Indian people are fun loving and happy — and often competitive. Families regularly share the evening meal and like many other women, Patel prefers her cooking to that in a restaurant. Her husband also cooks and she jokes that it is one reason she married him.

Food is native to the area in India where they or their family had lived; numerous types of rice and spices are indigenous to specific areas. Various restaurants in the Southside area serve food representative of these different areas in India. For instance, Patel Brothers store on Baymeadows is a well-known business that provides food items for both commercial and home use. The store provides customers with a wide selection of food products, equipment for preparation and serving as well as cultural artifacts. Large quantities and varieties of rice, spices, beans, lentils, tea, and numerous varieties of products are available to meet the diverse cooking needs of customers.

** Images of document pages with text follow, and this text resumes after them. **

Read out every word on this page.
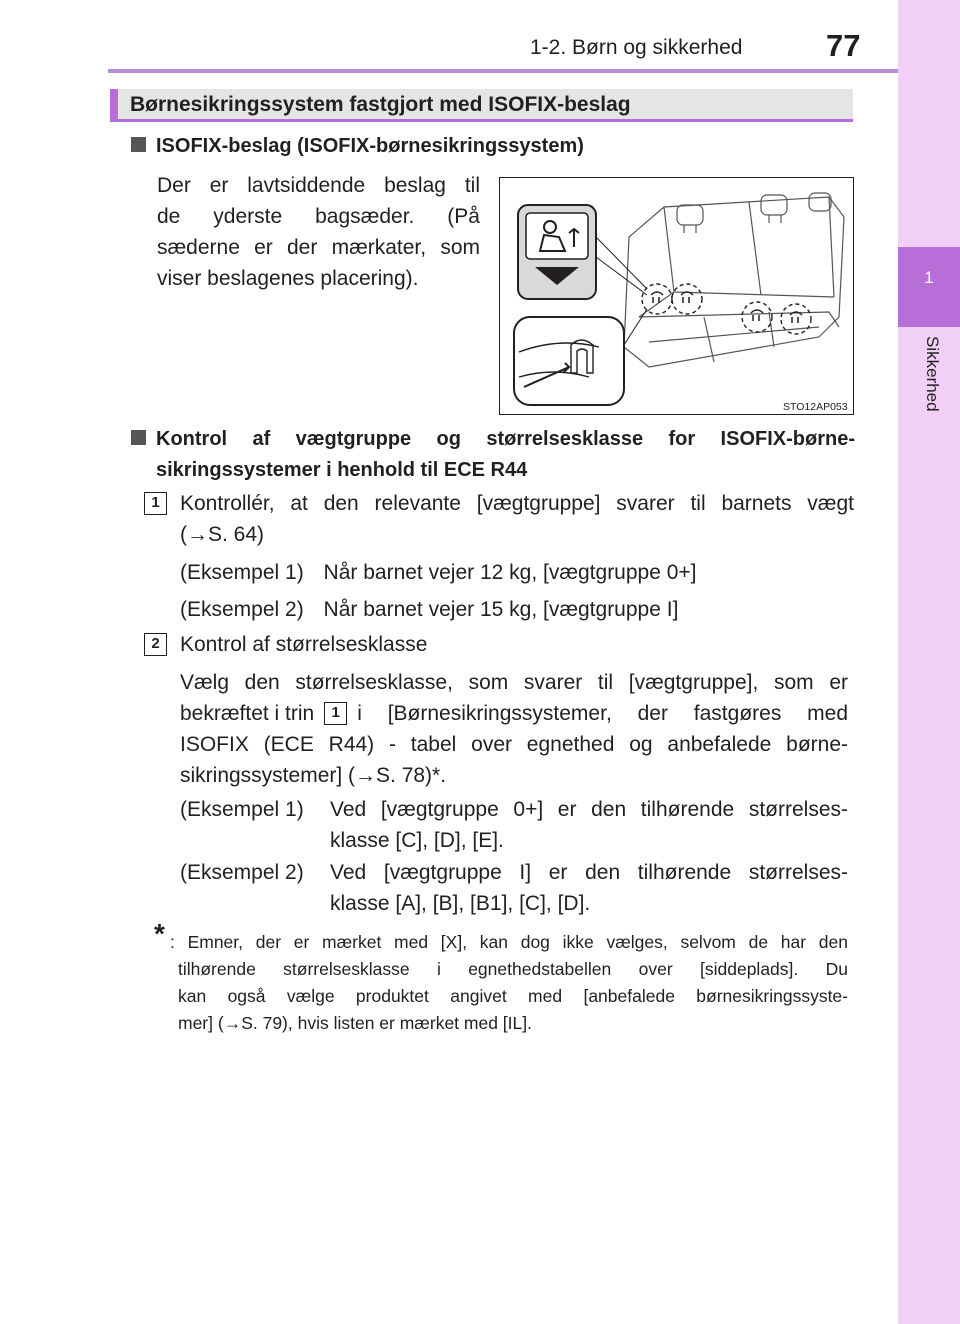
1-2. Børn og sikkerhed	77
1
Sikkerhed
Børnesikringssystem fastgjort med ISOFIX-beslag
ISOFIX-beslag (ISOFIX-børnesikringssystem)
Der er lavtsiddende beslag til
de yderste bagsæder. (På
sæderne er der mærkater, som
viser beslagenes placering).
STO12AP053
Kontrol af vægtgruppe og størrelsesklasse for ISOFIX-børne-
sikringssystemer i henhold til ECE R44
1 Kontrollér, at den relevante [vægtgruppe] svarer til barnets vægt
(→S. 64)
(Eksempel 1) Når barnet vejer 12 kg, [vægtgruppe 0+]
(Eksempel 2) Når barnet vejer 15 kg, [vægtgruppe I]
2 Kontrol af størrelsesklasse
Vælg den størrelsesklasse, som svarer til [vægtgruppe], som er
bekræftet i trin	1 i [Børnesikringssystemer, der fastgøres med
ISOFIX (ECE R44) - tabel over egnethed og anbefalede børne-
sikringssystemer] (→S. 78)*.
(Eksempel 1)	Ved [vægtgruppe 0+] er den tilhørende størrelses-
klasse [C], [D], [E].
(Eksempel 2)	Ved [vægtgruppe I] er den tilhørende størrelses-
klasse [A], [B], [B1], [C], [D].
* : Emner, der er mærket med [X], kan dog ikke vælges, selvom de har den
tilhørende størrelsesklasse i egnethedstabellen over [siddeplads]. Du
kan også vælge produktet angivet med [anbefalede børnesikringssyste-
mer] (→S. 79), hvis listen er mærket med [IL].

Languages depend on the region lived in India with Hindi being the largest. Religious practices are also diverse: Hindu, Muslim, and Christian are among the most recognized. Organizations such as the Indian Cultural Society or the Hindu Society are important for cultural interactions and the Hindu Temple off Greenland Drive provides a place for meditation and prayer.

Indian people tend to live where other Indian families live. In a neighborhood in Deerwood, seven Indian families live on the same street — yet each speaks a different Indian language, worships differently, and has different food preferences based on a particular region in India.

Indian families integrate into the neighborhoods, community, and city as they continue to honor their culture and influence Southside.